2017 yılında "sürekli işçi" statüsüne geçirilen bu işçiler, 2018 yılında çıkarılan bir yönetmelikle emeklilik yaş, prim ve hizmet süresi şartlarını sağladıkları takdirde zorunlu olarak emekli edilmek zorunda bırakıldılar. Ancak bu uygulama, 696 sayılı KHK ile kamuda çalışan işçilerin Anayasa'ya ve İş Kanunu'na aykırı olarak iş gücüne katkıda bulunmalarının engellenmesine yol açtı. Birçok işçi, isteğe bağlı olarak çalışmaya devam etmek istediklerini belirterek yasal düzenleme talep ediyor.
Ayrıca, kamu kurumlarında farklı meslek kodlarıyla işe başlayan ancak zaman içinde başka alanlarda görev alan işçilerin meslek kodu mağduriyeti sürüyor. Meslek kodlarının güncel olmaması, işçilerin niteliklerine uygun görevlere atanamamalarına ve kariyerlerinde ilerlemelerinin engellenmesine neden oluyor.
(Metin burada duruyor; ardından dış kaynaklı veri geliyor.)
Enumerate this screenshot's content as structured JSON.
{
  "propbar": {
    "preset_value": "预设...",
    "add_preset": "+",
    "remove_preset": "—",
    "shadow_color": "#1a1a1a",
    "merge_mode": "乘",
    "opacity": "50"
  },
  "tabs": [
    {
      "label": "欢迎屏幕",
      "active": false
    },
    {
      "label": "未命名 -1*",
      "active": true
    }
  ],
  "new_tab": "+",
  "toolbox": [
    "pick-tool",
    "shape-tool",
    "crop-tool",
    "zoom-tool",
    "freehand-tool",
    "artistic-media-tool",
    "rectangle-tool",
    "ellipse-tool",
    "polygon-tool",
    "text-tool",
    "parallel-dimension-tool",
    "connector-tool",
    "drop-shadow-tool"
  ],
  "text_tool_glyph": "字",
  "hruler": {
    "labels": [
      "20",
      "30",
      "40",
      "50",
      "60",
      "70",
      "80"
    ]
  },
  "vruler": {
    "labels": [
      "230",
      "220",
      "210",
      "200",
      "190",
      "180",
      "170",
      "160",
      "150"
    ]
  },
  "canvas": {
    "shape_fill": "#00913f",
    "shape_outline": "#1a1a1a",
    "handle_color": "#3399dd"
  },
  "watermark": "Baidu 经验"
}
Bunların yanı sıra, 4-D'li kamu işçileri için tayin ve nakil hakkı olmaması, ailelerinden uzak kalmalarına ve maddi sıkıntılara yol açıyor. Ekonomik olarak zor bir dönemde, hem çalıştıkları şehirde hem de ailelerinin bulunduğu yerlerde geçim sağlamak durumunda kalan 4-D'li işçiler, eşit haklar talep ediyor. Diğer kamu çalışanları, eşlerinin sağlık veya eğitim gibi durumlarına bağlı olarak farklı illere tayin edilebiliyor, ancak 4-D'li işçiler bu haktan mahrum bırakılıyor.
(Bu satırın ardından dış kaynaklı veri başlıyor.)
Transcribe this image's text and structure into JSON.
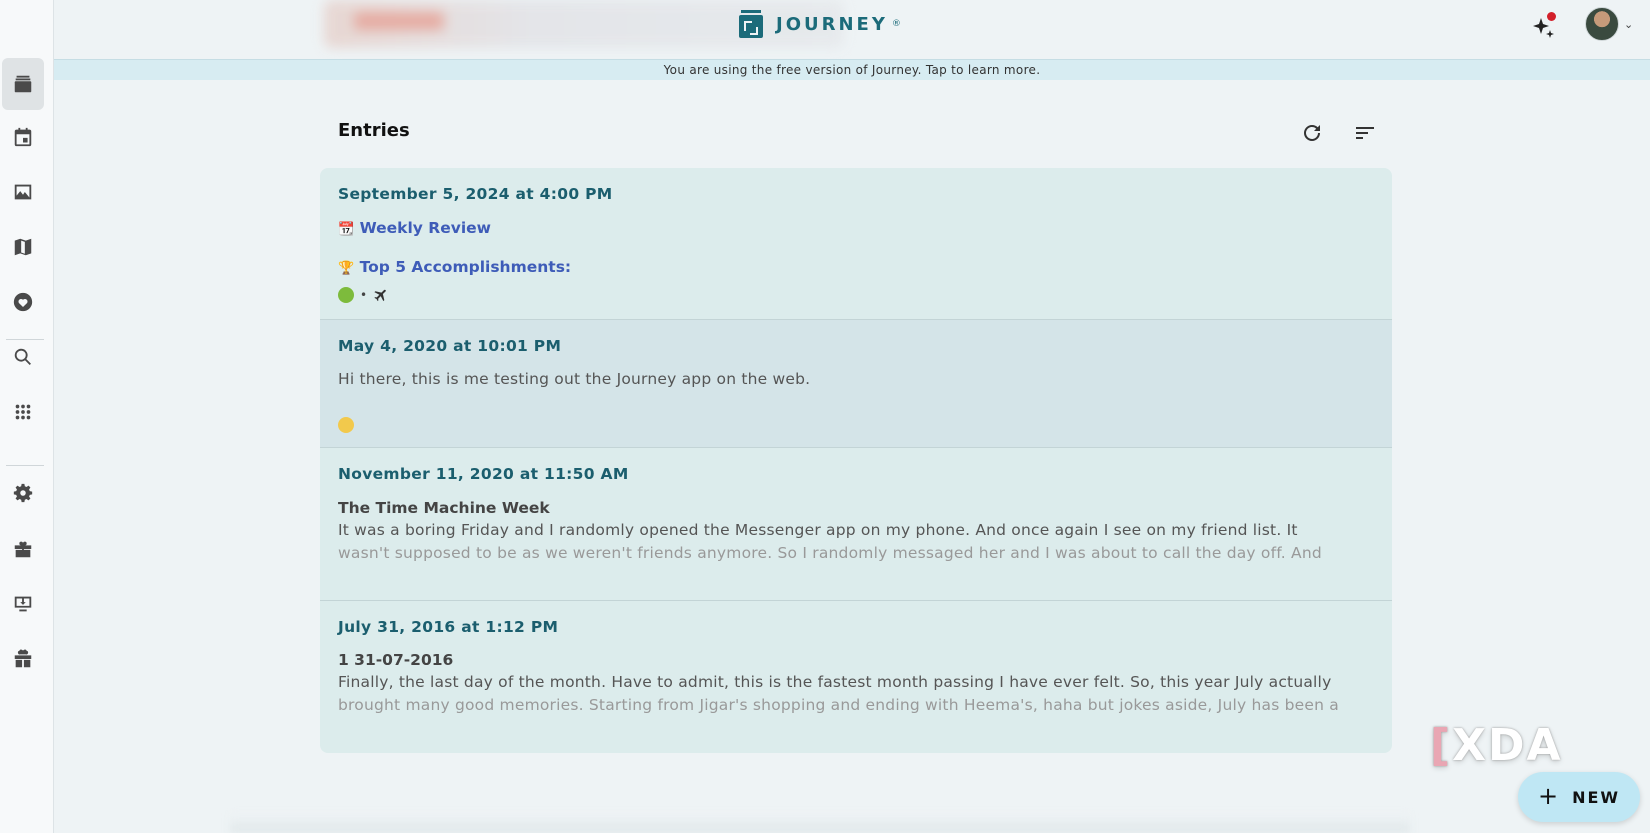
{
  "app": {
    "name": "JOURNEY",
    "reg": "®"
  },
  "banner": {
    "free_notice": "You are using the free version of Journey. Tap to learn more."
  },
  "sidebar": {
    "items": [
      {
        "icon": "journal-icon",
        "active": true
      },
      {
        "icon": "calendar-icon"
      },
      {
        "icon": "photos-icon"
      },
      {
        "icon": "map-icon"
      },
      {
        "icon": "heart-icon"
      },
      {
        "icon": "search-icon"
      },
      {
        "icon": "apps-icon"
      },
      {
        "icon": "gear-icon"
      },
      {
        "icon": "sale-icon"
      },
      {
        "icon": "download-icon"
      },
      {
        "icon": "gift-icon"
      }
    ]
  },
  "main": {
    "title": "Entries",
    "entries": [
      {
        "date": "September 5, 2024 at 4:00 PM",
        "line1_emoji": "📆",
        "line1": "Weekly Review",
        "line2_emoji": "🏆",
        "line2": "Top 5 Accomplishments:",
        "meta_sep": "•"
      },
      {
        "date": "May 4, 2020 at 10:01 PM",
        "text": "Hi there, this is me testing out the Journey app on the web."
      },
      {
        "date": "November 11, 2020 at 11:50 AM",
        "title": "The Time Machine Week",
        "text1": "It was a boring Friday and I randomly opened the Messenger app on my phone. And once again I see on my friend list. It",
        "text2": "wasn't supposed to be as we weren't friends anymore. So I randomly messaged her and I was about to call the day off. And"
      },
      {
        "date": "July 31, 2016 at 1:12 PM",
        "title": "1 31-07-2016",
        "text1": "Finally, the last day of the month. Have to admit, this is the fastest month passing I have ever felt. So, this year July actually",
        "text2": "brought many good memories. Starting from Jigar's shopping and ending with Heema's, haha but jokes aside, July has been a"
      }
    ]
  },
  "watermark": "XDA",
  "fab": {
    "plus": "+",
    "label": "NEW"
  },
  "colors": {
    "accent": "#1b5e6e",
    "link": "#3e5cb8",
    "notify": "#d21f2a",
    "fab": "#bfe7f4"
  }
}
Bu mağduriyetlerin çözülmesi için talepleri artan 696 KHK’lı işçiler, hem meslek kodu sorununun hem de tayin ve zorunlu emeklilik şartlarının düzenlenmesini istiyor. Bu sorunların giderilmesi için yetkililere seslenen işçiler, eşit haklar ve adil bir çalışma düzeni talep ediyor.